Additional Grand Jury in Florida Part of Trump Classified Documents Probe

June 7, 2023

Federal prosecutors are using an additional grand jury in Florida—on top of its grand jury in Washington DC—to investigate former President Trump’s handling of classified documents, a source close to the matter told the Associated Press Tuesday night.

The DC grand jury has been meeting for months to consider whether to levy criminal charges against Trump for his retention of hundreds of federal documents—many of them classified—at his Florida country club residence, Mar-a-Lago, as per veteran prosecutor Jack Smith’s appointment as special counsel by Attorney General Merrick Garland in November. 

It was not clear, based on the AP source’s information, why federal prosecutors had tapped an additional grand jury, or which witnesses might have been testifying before it.

However, Wednesday morning Trump aide Taylor Budowich was seen entering the courthouse in Miami where the Florida grand jury is convening.

Budowich tweeted afterward, “Today, in what can only be described as a bogus and deeply troubling effort to use the power of government to ‘get’ Trump, I fulfilled a legal obligation to testify in front a federal grand jury and I answered every question honestly.”

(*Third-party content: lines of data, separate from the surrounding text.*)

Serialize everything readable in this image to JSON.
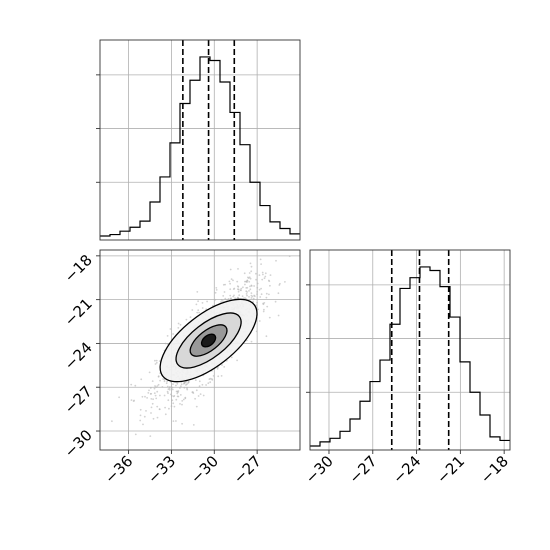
{
  "chart_data": [
    {
      "type": "histogram",
      "panel": "marginal-x",
      "title": "",
      "xlim": [
        -38.0,
        -24.0
      ],
      "x_ticks": [
        -36,
        -33,
        -30,
        -27
      ],
      "bin_edges": [
        -38.0,
        -37.3,
        -36.6,
        -35.9,
        -35.2,
        -34.5,
        -33.8,
        -33.1,
        -32.4,
        -31.7,
        -31.0,
        -30.3,
        -29.6,
        -28.9,
        -28.2,
        -27.5,
        -26.8,
        -26.1,
        -25.4,
        -24.7,
        -24.0
      ],
      "counts": [
        0.0,
        0.008,
        0.027,
        0.049,
        0.083,
        0.19,
        0.33,
        0.52,
        0.74,
        0.87,
        1.0,
        0.98,
        0.86,
        0.69,
        0.51,
        0.3,
        0.17,
        0.079,
        0.042,
        0.012
      ],
      "quantile_lines": [
        -32.2,
        -30.4,
        -28.6
      ],
      "grid": true
    },
    {
      "type": "histogram",
      "panel": "marginal-y",
      "title": "",
      "xlim": [
        -31.3,
        -17.6
      ],
      "x_ticks": [
        -30,
        -27,
        -24,
        -21,
        -18
      ],
      "bin_edges": [
        -31.3,
        -30.615,
        -29.93,
        -29.245,
        -28.56,
        -27.875,
        -27.19,
        -26.505,
        -25.82,
        -25.135,
        -24.45,
        -23.765,
        -23.08,
        -22.395,
        -21.71,
        -21.025,
        -20.34,
        -19.655,
        -18.97,
        -18.285,
        -17.6
      ],
      "counts": [
        0.0,
        0.023,
        0.043,
        0.082,
        0.151,
        0.25,
        0.36,
        0.48,
        0.68,
        0.88,
        0.94,
        1.0,
        0.98,
        0.89,
        0.72,
        0.47,
        0.3,
        0.173,
        0.051,
        0.031
      ],
      "quantile_lines": [
        -25.7,
        -23.8,
        -21.8
      ],
      "grid": true
    },
    {
      "type": "scatter",
      "panel": "joint",
      "title": "",
      "xlim": [
        -38.0,
        -24.0
      ],
      "ylim": [
        -31.3,
        -17.6
      ],
      "x_ticks": [
        -36,
        -33,
        -30,
        -27
      ],
      "y_ticks": [
        -30,
        -27,
        -24,
        -21,
        -18
      ],
      "mean": [
        -30.4,
        -23.8
      ],
      "sigma": [
        1.8,
        1.95
      ],
      "correlation": 0.78,
      "density_levels": [
        "outer",
        "middle",
        "inner",
        "core"
      ],
      "grid": true
    }
  ],
  "colors": {
    "line": "#000000",
    "grid": "#b0b0b0",
    "points": "#b4b4b4",
    "contour_outer": "#f2f2f2",
    "contour_middle": "#d6d6d6",
    "contour_inner": "#999999",
    "contour_core": "#1a1a1a"
  }
}
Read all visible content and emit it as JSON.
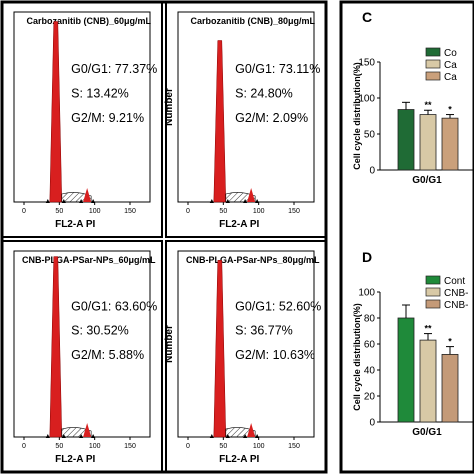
{
  "flow_panels": [
    {
      "title": "Carbozanitib (CNB)_60μg/mL",
      "g0g1": "G0/G1: 77.37%",
      "s": "S: 13.42%",
      "g2m": "G2/M: 9.21%",
      "xlabel": "FL2-A PI",
      "ylabel": "",
      "peak": 0.95
    },
    {
      "title": "Carbozanitib (CNB)_80μg/mL",
      "g0g1": "G0/G1: 73.11%",
      "s": "S: 24.80%",
      "g2m": "G2/M: 2.09%",
      "xlabel": "FL2-A PI",
      "ylabel": "Number",
      "peak": 0.85
    },
    {
      "title": "CNB-PLGA-PSar-NPs_60μg/mL",
      "g0g1": "G0/G1: 63.60%",
      "s": "S: 30.52%",
      "g2m": "G2/M: 5.88%",
      "xlabel": "FL2-A PI",
      "ylabel": "",
      "peak": 0.97
    },
    {
      "title": "CNB-PLGA-PSar-NPs_80μg/mL",
      "g0g1": "G0/G1: 52.60%",
      "s": "S: 36.77%",
      "g2m": "G2/M: 10.63%",
      "xlabel": "FL2-A PI",
      "ylabel": "Number",
      "peak": 0.95
    }
  ],
  "flow_ticks": [
    "0",
    "50",
    "100",
    "150"
  ],
  "chart_data": [
    {
      "type": "bar",
      "panel_label": "C",
      "ylabel": "Cell cycle distribution(%)",
      "ylim": [
        0,
        150
      ],
      "yticks": [
        "0",
        "50",
        "100",
        "150"
      ],
      "categories": [
        "G0/G1"
      ],
      "series": [
        {
          "name": "Co",
          "values": [
            84
          ],
          "error": [
            10
          ],
          "sig": "",
          "color": "#1f6b35"
        },
        {
          "name": "Ca",
          "values": [
            77
          ],
          "error": [
            6
          ],
          "sig": "**",
          "color": "#d8c9a6"
        },
        {
          "name": "Ca",
          "values": [
            72
          ],
          "error": [
            5
          ],
          "sig": "*",
          "color": "#caa07b"
        }
      ]
    },
    {
      "type": "bar",
      "panel_label": "D",
      "ylabel": "Cell cycle distribution(%)",
      "ylim": [
        0,
        100
      ],
      "yticks": [
        "0",
        "20",
        "40",
        "60",
        "80",
        "100"
      ],
      "categories": [
        "G0/G1"
      ],
      "series": [
        {
          "name": "Cont",
          "values": [
            80
          ],
          "error": [
            10
          ],
          "sig": "",
          "color": "#1f8a3a"
        },
        {
          "name": "CNB-",
          "values": [
            63
          ],
          "error": [
            5
          ],
          "sig": "**",
          "color": "#d8c9a6"
        },
        {
          "name": "CNB-",
          "values": [
            52
          ],
          "error": [
            6
          ],
          "sig": "*",
          "color": "#c49a78"
        }
      ]
    }
  ]
}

The presence of a separate grand jury in Florida suggests that the Department of Justice may be aiming toward at least some potential charges in that state.

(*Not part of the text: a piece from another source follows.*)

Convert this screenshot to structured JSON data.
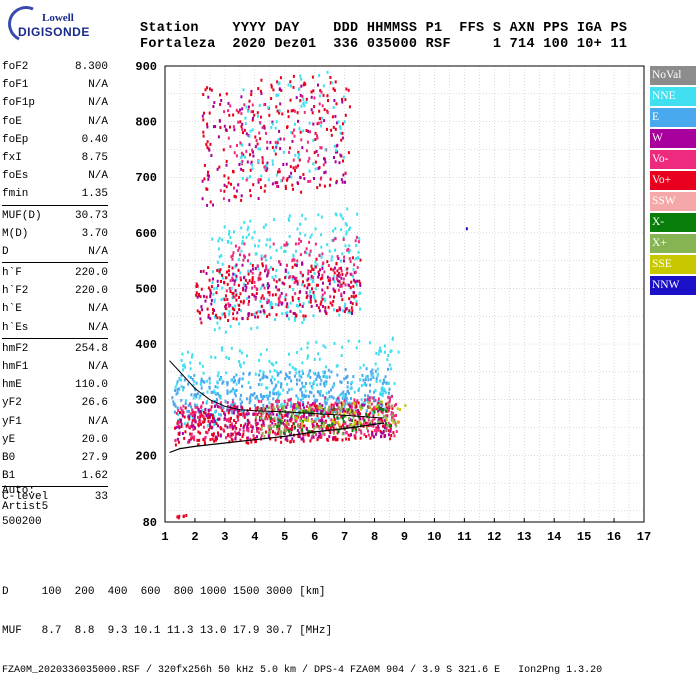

The AP’s reporting on the Florida grand jury comes a day after it was revealed that Trump White House Chief of Staff Mark Meadows has testified before the DC grand jury. He joins a series of witnesses, including attorneys and other close aides to Trump, as well as officials with the former President’s real estate business the Trump Organization, who have appeared over the last year before the grand jury in Washington.

On Sunday NBC News reported that the DC grand jury is expected to meet again this week following a hiatus.

Further, Smith and other DOJ officials met for nearly two hours on Monday with Trump attorneys Lindsey Halligan, John Rowley and James Trusty amid reports federal prosecutors are wrapping up the classified documents investigation.

  The special counsel’s investigation has centered not just on Trump’s possession of classified documents, but also on his refusal to return the records—some of which are designated top secret—when asked.

In recent weeks it’s been reported that Smith is apparently focusing on whether there is enough evidence to charge Trump with obstruction of justice surrounding his handling of the classified documents, including whether the former President took or directed actions to impede government efforts to collect all the sensitive records.

If the DOJ decides to indict Trump, it would be the first time in U.S. history that a former President was charged with a federal crime.